第1セットは石川祐希の強打や西田有志のブロックで幸先良く先手を取った。しかし、平均身長2メートル超を誇る米国の高さに苦戦。中盤にサービスエースや連続ブロックで逆転を許すと、終盤も流れを引き戻せず19-25で先取された。
それでも第2セットで立て直した。立ち上がりから粘り強い守備で3連続得点を奪い、サーブで狙われた石川も軟打やバックアタックなど多彩な攻撃で躍動。エバデダンの速攻も効果的に決まり、リードを保った。途中出場の富田将馬も好レシーブやブロックフォローで流れを呼び込む。最後はエバデダンがクイックを決め、25-23でセットカウントを1-1とした。
第3セットは西田が攻撃をけん引した。5-1と先行すると、9-7ではサービスエースをさく裂。中盤も要所で得点を重ねて攻撃を引っ張った。15-13では石川が相手エースをブロックで止めて流れを断ち切り、18-15ではバックアタックで貴重なブレークを奪取。米国のミスも誘いながら、西田のバックアタック、山内晶大の速攻、石川の強打で畳み掛け、25-20でセットカウントを2-1と逆転した。

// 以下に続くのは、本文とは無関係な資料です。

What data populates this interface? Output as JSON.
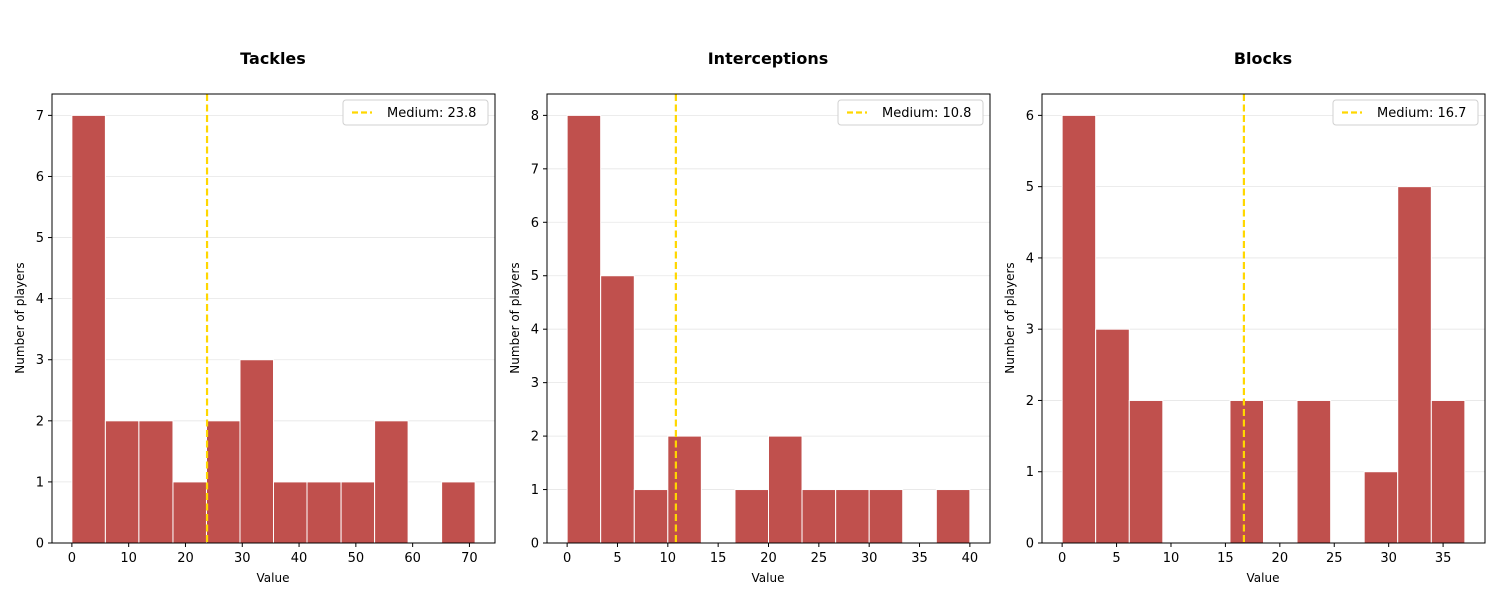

しかし、第4セットは立ち上がりに山内のブロックなどで3連続得点を奪ったものの、連続サービスエースを浴びるなど5-4から4連続失点で逆転を許した。深津英臣はミドルブロッカーを積極的に使う強気のトスワークで応戦し、西田のこの日2本目のサービスエースで2点差まで迫ったが、終盤に再び3連続失点。最後はクイックを決められ、19-25で落として勝負は最終第5セットへもつれ込んだ。
第5セットは序盤から一進一退の攻防を繰り広げたが、サーブで崩されてブレークポイントを取られ、4-7と石川に代えて富田将馬がコートイン。守備から流れを作ったものの、米国も要所でサービスエースを決めて前に出ると、最後はレフトからの強打で13-15。フルセットの死闘を落とした。
最後まで粘りを見せたが、あと一歩及ばず。24年大会の銀メダルに続く決勝進出はならなかった。それでも、今年唯一の世界一を決める大会で史上初の1次リーグ12戦全勝を達成し、世界の強豪相手に積み上げた経験を胸に、今季最大の目標である9月のアジア選手権(福岡)へ向かう。まずは3位決定戦で2大会ぶりのメダル獲得に挑む。